そのため、北極海は太陽の熱によって一度暖められると、しばらくはその温度を保つことができますが、南極大陸の場合は暖まりやすい一方、冷えやすくもあるため、北極に比べて南極の方が寒くなりやすいわけです。
なおかつ、そこに海流も影響します。
北極へは赤道方面からの暖かい海流(暖流)が流れ込んでいるため、気温も上がりやすくなります。しかし、南極へはそのような暖流が流れ込むことがありません。
また、北極の氷は、海に浮かんでいますがその厚さは10m程度。それに対して、南極の氷は大陸の上に積み重なっていて、その厚さはなんと平均で2,500m近くもあります。
つまり、南極の場合には2,500m級の山の上にいるのと同じわけですから、単純にその標高差から考えても寒くなるのは当然と言えます。
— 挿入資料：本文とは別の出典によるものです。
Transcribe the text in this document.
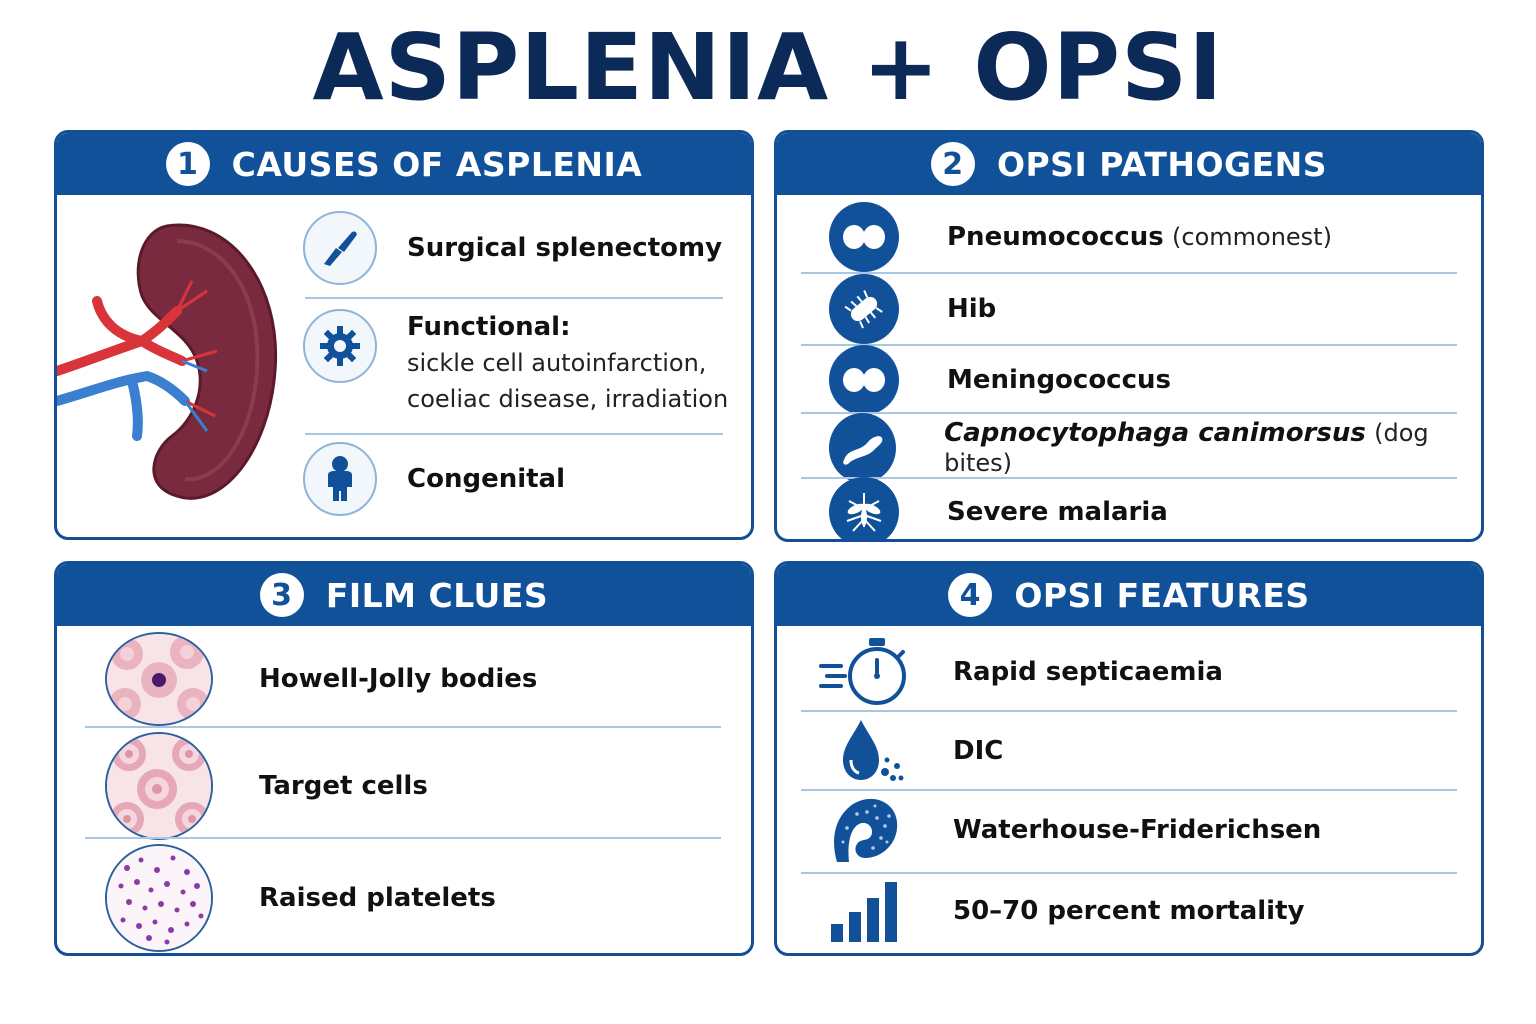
ASPLENIA + OPSI
1	CAUSES OF ASPLENIA
Surgical splenectomy
Functional:
sickle cell autoinfarction,
coeliac disease, irradiation
Congenital
2	OPSI PATHOGENS
Pneumococcus (commonest)
Hib
Meningococcus
Capnocytophaga canimorsus (dog bites)
Severe malaria
3	FILM CLUES
Howell-Jolly bodies
Target cells
Raised platelets
4	OPSI FEATURES
Rapid septicaemia
DIC
Waterhouse-Friderichsen
50–70 percent mortality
実際、北極圏での過去最低気温はシベリア地方のオイミヤコンで記録した-71.2℃だと言われていますが、南極の場合はボストーク基地(標高3,488m)で1983年に観測された-89.2℃という記録があり、これは最低気温の世界記録にもなっています。
二酸化炭素は-79℃で凍ってドライアイスになりますが、それよりも低い気温だったわけです。
宇宙で一番寒い場所は?
では、自然界の宇宙で一番寒い場所はいったいどこでしょう。
これまで分かっている限り、それは「ブーメラン星雲」です。ブーメラン星雲は、地球からおよそ5,000光年離れた場所にある星雲ですが、その星雲の中心からは時速60万km近い風(太陽風)が吹いていて、それが宇宙空間に広がって行く過程で温度が下がり、なんと絶対温度1K(摂氏-272℃)まで冷やされています。
…いくらなんでも過酷すぎますね。
まとめ
南極や北極はたしかに寒いですが、宇宙を見渡してみると、さらに想像を絶する世界もあることが分かりました。
真冬の寒い時期はふとんから出るのもおっくうになることがありますが、南極や北極、ましてやブーメラン星雲のことを思えば、まだまだ十分恵まれた環境にいるのだと感謝しなければいけませんね。